Date birth(7,24, 1959);
Date hire(2,12, 1988);
Employer staff("bob", "blue", birth, hire);

How many Date objects does the system have now, 2 or 4? (Two created at the start, two are created by copy constructor)

Upvotes: 16

Views: 14254

Answers (4)

sehe
sehe

Reputation: 393064

It is not the passing mode that involves a copy.

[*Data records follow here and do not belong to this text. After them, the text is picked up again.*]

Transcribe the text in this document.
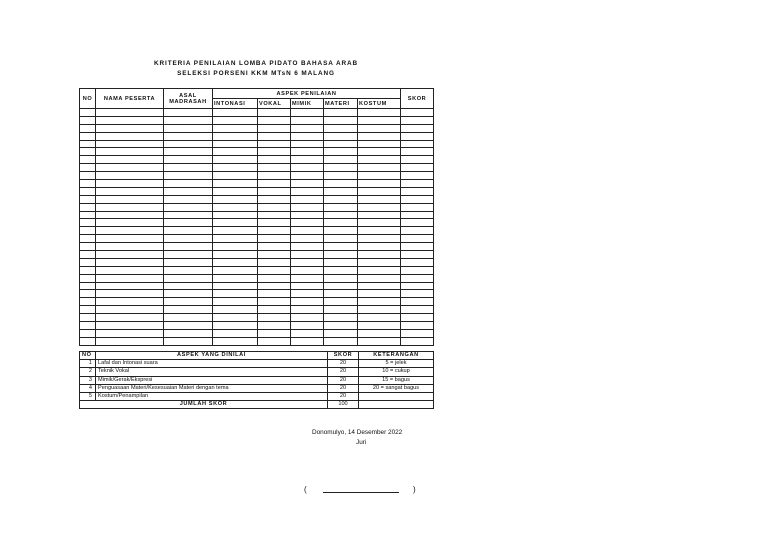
KRITERIA PENILAIAN LOMBA PIDATO BAHASA ARAB
SELEKSI PORSENI KKM MTsN 6 MALANG
NO	NAMA PESERTA	ASAL MADRASAH	ASPEK PENILAIAN					SKOR
			INTONASI	VOKAL	MIMIK	MATERI	KOSTUM	

NO	ASPEK YANG DINILAI	SKOR	KETERANGAN
1	Lafal dan Intonasi suara	20	5 = jelek
2	Teknik Vokal	20	10 = cukup
3	Mimik/Gerak/Ekspresi	20	15 = bagus
4	Penguasaan Materi/Kesesuaian Materi dengan tema	20	20 = sangat bagus
5	Kostum/Penampilan	20	
JUMLAH SKOR		100	
Donomulyo, 14 Desember 2022
Juri
(	)
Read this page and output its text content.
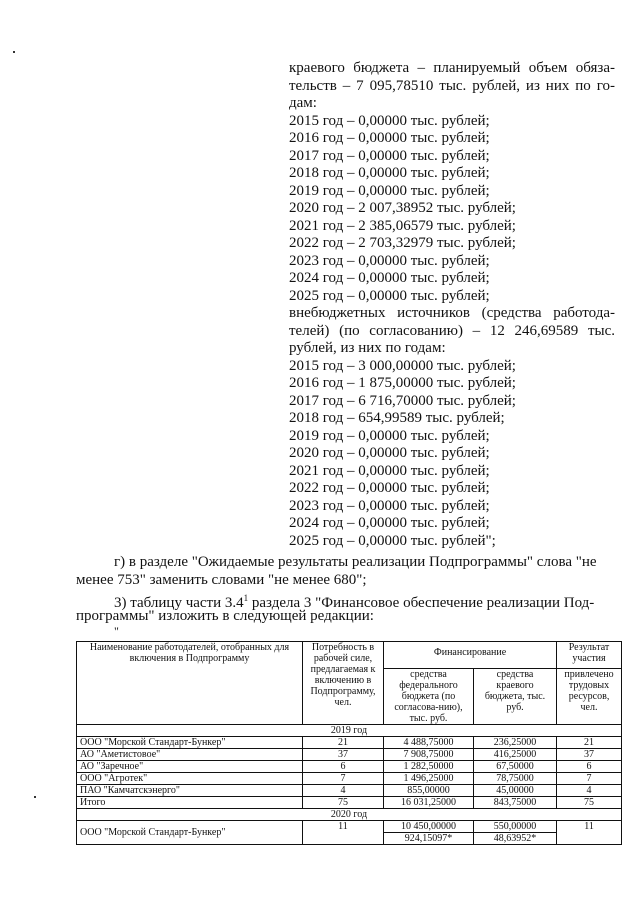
краевого бюджета – планируемый объем обяза-
тельств – 7 095,78510 тыс. рублей, из них по го-
дам:
2015 год – 0,00000 тыс. рублей;
2016 год – 0,00000 тыс. рублей;
2017 год – 0,00000 тыс. рублей;
2018 год – 0,00000 тыс. рублей;
2019 год – 0,00000 тыс. рублей;
2020 год – 2 007,38952 тыс. рублей;
2021 год – 2 385,06579 тыс. рублей;
2022 год – 2 703,32979 тыс. рублей;
2023 год – 0,00000 тыс. рублей;
2024 год – 0,00000 тыс. рублей;
2025 год – 0,00000 тыс. рублей;
внебюджетных источников (средства работода-
телей) (по согласованию) – 12 246,69589 тыс.
рублей, из них по годам:
2015 год – 3 000,00000 тыс. рублей;
2016 год – 1 875,00000 тыс. рублей;
2017 год – 6 716,70000 тыс. рублей;
2018 год – 654,99589 тыс. рублей;
2019 год – 0,00000 тыс. рублей;
2020 год – 0,00000 тыс. рублей;
2021 год – 0,00000 тыс. рублей;
2022 год – 0,00000 тыс. рублей;
2023 год – 0,00000 тыс. рублей;
2024 год – 0,00000 тыс. рублей;
2025 год – 0,00000 тыс. рублей";
г) в разделе "Ожидаемые результаты реализации Подпрограммы" слова "не
менее 753" заменить словами "не менее 680";
3) таблицу части $3.4^1$ раздела 3 "Финансовое обеспечение реализации Под-
программы" изложить в следующей редакции:
"
Наименование работодателей, отобранных для включения в Подпрограмму	Потребность в рабочей силе, предлагаемая к включению в Подпрограмму, чел.	Финансирование		Результат участия
		средства федерального бюджета (по согласова-нию), тыс. руб.	средства краевого бюджета, тыс. руб.	привлечено трудовых ресурсов, чел.
2019 год				
ООО "Морской Стандарт-Бункер"	21	4 488,75000	236,25000	21
АО "Аметистовое"	37	7 908,75000	416,25000	37
АО "Заречное"	6	1 282,50000	67,50000	6
ООО "Агротек"	7	1 496,25000	78,75000	7
ПАО "Камчатскэнерго"	4	855,00000	45,00000	4
Итого	75	16 031,25000	843,75000	75
2020 год				
ООО "Морской Стандарт-Бункер"	11	10 450,00000	550,00000	11
		924,15097*	48,63952*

It is the initialization of the members that involve a copy (obviously? the parameters don't live in the class, and the class members need to get the same value: copy)

Let's examine

Employee::Employee(const string& first, const string& last,
                   const Date& dateOfBirth, const Data& dateOfHire)
    : firstName(first)
    , lastName(last)
    , birthDate(dateOfBirth)
    , hireDate(dateOfHire) { }

int main() {
    const std::string fname = "test";
    Employee e(fname, /* ..... */);
}
  1. We invoke Employee::Employee, passing fname by const& (no copy).
  2. The constructor initializes it's member firstname from the first parameter
  3. This exercises std::string(const std::string&), again passing the parameter on by const& (still no copy).
  4. The std::string copy constructor now takes all necessary steps to copy the the value of it's parameter into the object itself. This is the copy

It makes sense that when you construct a new std::string (in this case as a member of Employee), it results in a ... new std::string. Thinking of it this way makes it very easy to grasp, I think.

Upvotes: 25

Rhangaun
Rhangaun

Reputation: 1490

The point of "pass by reference" is to not make a copy as soon as Employee constructor is called, but only when you choose to initialize one of Employee's member with the Date passed.

Upvotes: 5

BЈовић
BЈовић

Reputation: 64223

These two lines are going to invoke the Date's copy constructor :

 birthDate(dateOfBirth),
 hireDate(dateOfHire)

Upvotes: 4

Kerrek SB
Kerrek SB

Reputation: 477040

Your original object birth is indeed passed by reference to the Employee copy constructor, so no copy is made at that stage. However, when the Employee copy is being constructred, the member Employee::birthDate object is initialized by using its own copy constructor, to which the outer birth object is passed by reference, but that copy constructor will of course make a copy of the birth object, which becomes the Employee::birthDate member object.